Stakeholders express concern over cut in budgetary allocation for education 

Kofi Asare – Executive Director of AEW

Stakeholders in the education sector have decried the “worrying” reduction in the 2023 budgetary allocation for basic schools in Ghana due to the pending International Monetary Fund (IMF) assistance programme.

They say education should not be a target for expenditure cut as the country embarks on the IMF programme, and have thus called on the government to leverage the supplementary budget for 2023 to improve basic education in the country.

The government for the first time in 20 years, reduced the percentage of the national budget for education under the medium-term budget and expenditure framework (2023-2025) to 12.9 per cent in 2023.

A reduction of 11.1 per cent is expected in 2025. 

Those figures are below the United Nations Educational, Scientific and Cultural Organisation (UNESCO) minimum benchmark of 15 per cent. Also, three per cent of the Gross Domestic Product (GDP) was allocated to education instead of UNESCO’s suggested four per cent minimum. 

Concerned about the development, which they attributed to an IMF-induced 2023 budget, the stakeholders called on the government to use the supplementary budget for 2023 to improve basic education financing. 

They made the call at a forum in Accra on Thursday to discuss the implication of the IMF programme on Ghana’s basic education.

The forum was organised by Africa Education Watch (AEW), with support from Oxfam – a global organization that fights inequality to end poverty and injustice.

Speaking at the forum, Mr Kofi Asare, Executive Director of the AEW, said since a cap was put on the Ghana Education Trust Fund (GETFund) in 2017, about GHc 3.7 million had been lost from the education sector to other sectors of the economy. 

He said the implication was that GETFund would not be able to create the fiscal space to absorb the estimated one million out-of-school children and provide the infrastructure for the over 5,000 schools under trees and sheds. 

Mr Asare pointed out that with the freeze on public sector employment in the 2023 budget and going by the 2021 teacher attrition of 8,209, there would be a teacher deficit of about 7,000, which would also be detrimental to quality education. 

“Austerity periods including IMF’s medium-term programme are occasioned by increased taxation, affecting the poor negatively, hence, the need to cushion them with programmes like school feeding,” Mr Asare suggested. 

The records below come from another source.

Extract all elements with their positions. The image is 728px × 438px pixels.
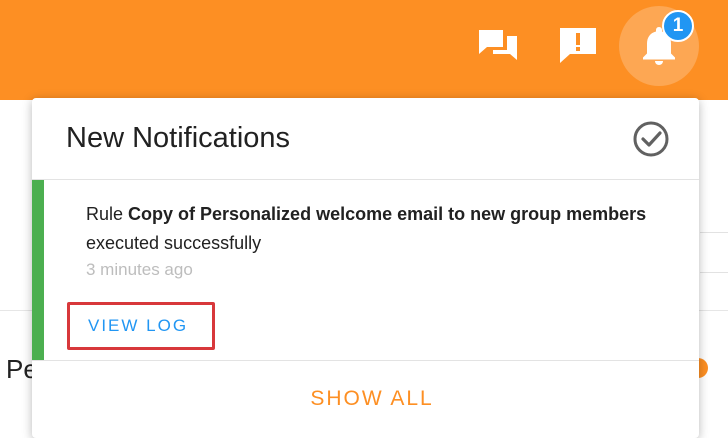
notifications-header: New Notifications: [32, 98, 699, 180]
status-indicator-bar: [32, 180, 44, 360]
notifications-footer: SHOW ALL: [32, 360, 699, 438]
chat-icon[interactable]: [477, 24, 519, 66]
view-log-button[interactable]: VIEW LOG: [67, 302, 215, 350]
check-circle-icon: [633, 121, 669, 157]
mark-all-read-button[interactable]: [631, 119, 671, 159]
rule-name: Copy of Personalized welcome email to ne…: [128, 204, 647, 224]
show-all-button[interactable]: SHOW ALL: [32, 387, 699, 411]
background-divider: [700, 272, 728, 273]
notification-message: Rule Copy of Personalized welcome email …: [86, 204, 647, 253]
notification-count-badge: 1: [662, 10, 694, 42]
notification-timestamp: 3 minutes ago: [86, 260, 193, 279]
notifications-dropdown: New Notifications Rule Copy of Personali…: [32, 98, 699, 438]
background-divider: [700, 232, 728, 233]
notification-item: Rule Copy of Personalized welcome email …: [32, 180, 699, 360]
notifications-title: New Notifications: [66, 122, 291, 154]
feedback-icon[interactable]: [557, 24, 599, 66]
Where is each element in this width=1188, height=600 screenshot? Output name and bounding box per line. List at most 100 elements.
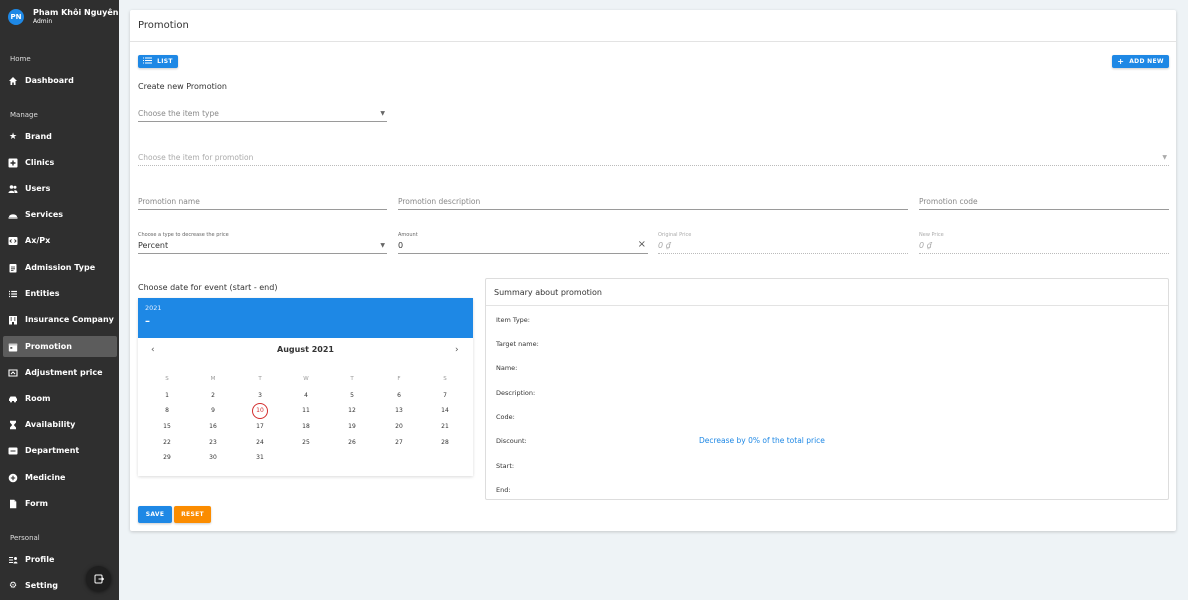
calendar-day[interactable]: 8 bbox=[159, 403, 175, 419]
promotion-item-placeholder: Choose the item for promotion bbox=[138, 153, 254, 162]
calendar-day[interactable]: 6 bbox=[391, 388, 407, 404]
summary-title: Summary about promotion bbox=[494, 288, 602, 297]
calendar-day[interactable]: 5 bbox=[344, 388, 360, 404]
original-price-field: Original Price 0 ₫ bbox=[658, 232, 908, 254]
sidebar-item-label: Setting bbox=[25, 581, 58, 590]
calendar-day[interactable]: 16 bbox=[205, 419, 221, 435]
calendar-icon bbox=[8, 342, 18, 352]
reset-button[interactable]: RESET bbox=[174, 506, 211, 523]
promotion-code-placeholder: Promotion code bbox=[919, 197, 978, 206]
sidebar-item-services[interactable]: Services bbox=[3, 204, 117, 225]
calendar-day[interactable]: 27 bbox=[391, 435, 407, 451]
calendar-day[interactable]: 19 bbox=[344, 419, 360, 435]
avatar: PN bbox=[8, 9, 24, 25]
user-profile[interactable]: PN Pham Khôi Nguyên Admin bbox=[8, 8, 118, 26]
item-type-placeholder: Choose the item type bbox=[138, 109, 219, 118]
item-type-select[interactable]: Choose the item type ▼ bbox=[138, 107, 387, 122]
calendar-day[interactable]: 14 bbox=[437, 403, 453, 419]
sidebar-item-clinics[interactable]: Clinics bbox=[3, 152, 117, 173]
amount-value: 0 bbox=[398, 241, 404, 250]
gear-icon: ⚙ bbox=[8, 580, 18, 591]
sidebar-item-label: Ax/Px bbox=[25, 236, 51, 245]
calendar-day[interactable]: 20 bbox=[391, 419, 407, 435]
home-icon bbox=[8, 76, 18, 86]
amount-field[interactable]: Amount 0 × bbox=[398, 232, 648, 254]
sidebar-item-form[interactable]: Form bbox=[3, 493, 117, 514]
section-home: Home bbox=[10, 55, 31, 63]
calendar-day[interactable]: 4 bbox=[298, 388, 314, 404]
chevron-down-icon: ▼ bbox=[1162, 154, 1167, 161]
file-icon bbox=[8, 499, 18, 509]
sidebar-item-label: Adjustment price bbox=[25, 368, 103, 377]
sidebar-item-label: Insurance Company bbox=[25, 315, 114, 324]
sidebar-item-medicine[interactable]: Medicine bbox=[3, 467, 117, 488]
sidebar-item-entities[interactable]: Entities bbox=[3, 283, 117, 304]
sidebar-item-brand[interactable]: ★ Brand bbox=[3, 126, 117, 147]
form-subtitle: Create new Promotion bbox=[138, 82, 227, 91]
calendar-day[interactable]: 12 bbox=[344, 403, 360, 419]
sidebar-item-promotion[interactable]: Promotion bbox=[3, 336, 117, 357]
code-icon bbox=[8, 236, 18, 246]
promotion-item-select[interactable]: Choose the item for promotion ▼ bbox=[138, 151, 1169, 166]
weekday-label: S bbox=[165, 376, 169, 382]
sidebar-item-insurance-company[interactable]: Insurance Company bbox=[3, 309, 117, 330]
promotion-name-field[interactable]: Promotion name bbox=[138, 195, 387, 210]
calendar-day[interactable]: 25 bbox=[298, 435, 314, 451]
picker-year[interactable]: 2021 bbox=[145, 304, 162, 312]
calendar-day[interactable]: 26 bbox=[344, 435, 360, 451]
section-personal: Personal bbox=[10, 534, 40, 542]
month-title[interactable]: August 2021 bbox=[138, 345, 473, 354]
calendar-day[interactable]: 17 bbox=[252, 419, 268, 435]
summary-discount-value: Decrease by 0% of the total price bbox=[699, 436, 825, 445]
logout-button[interactable] bbox=[86, 566, 111, 591]
sidebar-item-room[interactable]: Room bbox=[3, 388, 117, 409]
calendar-day[interactable]: 23 bbox=[205, 435, 221, 451]
calendar-day[interactable]: 2 bbox=[205, 388, 221, 404]
sidebar-item-label: Services bbox=[25, 210, 64, 219]
weekday-label: T bbox=[350, 376, 354, 382]
decrease-type-select[interactable]: Choose a type to decrease the price Perc… bbox=[138, 232, 387, 254]
sidebar-item-department[interactable]: Department bbox=[3, 440, 117, 461]
calendar-day[interactable]: 29 bbox=[159, 450, 175, 466]
list-button[interactable]: LIST bbox=[138, 55, 178, 68]
new-price-field: New Price 0 ₫ bbox=[919, 232, 1169, 254]
sidebar-item-admission-type[interactable]: Admission Type bbox=[3, 257, 117, 278]
calendar-day[interactable]: 28 bbox=[437, 435, 453, 451]
decrease-type-label: Choose a type to decrease the price bbox=[138, 232, 229, 238]
promotion-description-field[interactable]: Promotion description bbox=[398, 195, 908, 210]
calendar-day[interactable]: 30 bbox=[205, 450, 221, 466]
sidebar-item-label: Users bbox=[25, 184, 51, 193]
calendar-day[interactable]: 31 bbox=[252, 450, 268, 466]
sidebar-item-users[interactable]: Users bbox=[3, 178, 117, 199]
sidebar-item-availability[interactable]: Availability bbox=[3, 414, 117, 435]
sidebar-item-label: Dashboard bbox=[25, 76, 74, 85]
promotion-name-placeholder: Promotion name bbox=[138, 197, 200, 206]
calendar-day[interactable]: 7 bbox=[437, 388, 453, 404]
user-role: Admin bbox=[33, 18, 53, 25]
promotion-code-field[interactable]: Promotion code bbox=[919, 195, 1169, 210]
date-picker[interactable]: 2021 – ‹ › August 2021 S M T W T F S 1 2… bbox=[138, 298, 473, 476]
chevron-down-icon: ▼ bbox=[380, 242, 385, 249]
sidebar-item-label: Availability bbox=[25, 420, 76, 429]
add-new-button[interactable]: + ADD NEW bbox=[1112, 55, 1169, 68]
sidebar-item-axpx[interactable]: Ax/Px bbox=[3, 230, 117, 251]
calendar-day[interactable]: 9 bbox=[205, 403, 221, 419]
calendar-day[interactable]: 1 bbox=[159, 388, 175, 404]
chevron-down-icon: ▼ bbox=[380, 110, 385, 117]
sidebar-item-label: Department bbox=[25, 446, 80, 455]
calendar-day[interactable]: 18 bbox=[298, 419, 314, 435]
calendar-day[interactable]: 3 bbox=[252, 388, 268, 404]
calendar-day[interactable]: 21 bbox=[437, 419, 453, 435]
calendar-day[interactable]: 24 bbox=[252, 435, 268, 451]
calendar-day-today[interactable]: 10 bbox=[252, 403, 268, 419]
title-divider bbox=[130, 41, 1176, 42]
calendar-day[interactable]: 22 bbox=[159, 435, 175, 451]
sidebar-item-dashboard[interactable]: Dashboard bbox=[3, 70, 117, 91]
calendar-day[interactable]: 13 bbox=[391, 403, 407, 419]
calendar-day[interactable]: 15 bbox=[159, 419, 175, 435]
sidebar-item-label: Entities bbox=[25, 289, 60, 298]
save-button[interactable]: SAVE bbox=[138, 506, 172, 523]
clear-icon[interactable]: × bbox=[638, 239, 646, 250]
sidebar-item-adjustment-price[interactable]: Adjustment price bbox=[3, 362, 117, 383]
calendar-day[interactable]: 11 bbox=[298, 403, 314, 419]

Mr. Abdulkarim Mohammed, Coordinator of the Economic Governance Platform, bemoaned the government’s decision to reduce spending on social services, pointing out that it would have adverse effects on basic education.  

“A cut in expenditure for education under an IMF programme portends a drawback on the gains made in basic education including quality education, human capital development and economic growth,” he said. 

He urged CSOs to engage the Ghana country office of the IMF and target some countries on the IMF Board to make proposals on the need to safeguard social services, especially education. 

Mr Alex Ampaabeng, a Fiscal Policy Analyst with Oxfam, urged the government to lower the cost of governance by consolidating some ministries and cutting down on the number of ministers to reduce public spending.

Suggested ministries for mergers included Food and Agriculture/Fisheries and Aquaculture Development, Information/Communication, Energy/Science Technology, and Innovation. 

“Education should not be a target for expenditure cut as the Government embarks on this IMF programme. The government should dedicate a percentage of revenue to rural education infrastructure development, just as it was done with the rural electrification project,” he encouraged. 

Groups present at the forum included the Conference of Heads of Basic Schools (COBS), Conference of Heads of Assisted Secondary Schools (CHASS), Ghana National Association of Teachers (GNAT), National Association of Graduate Teachers (NAGRAT), the National Union of Students (NUGS), Civil Society Organisations (CSOs), as well as policy activists.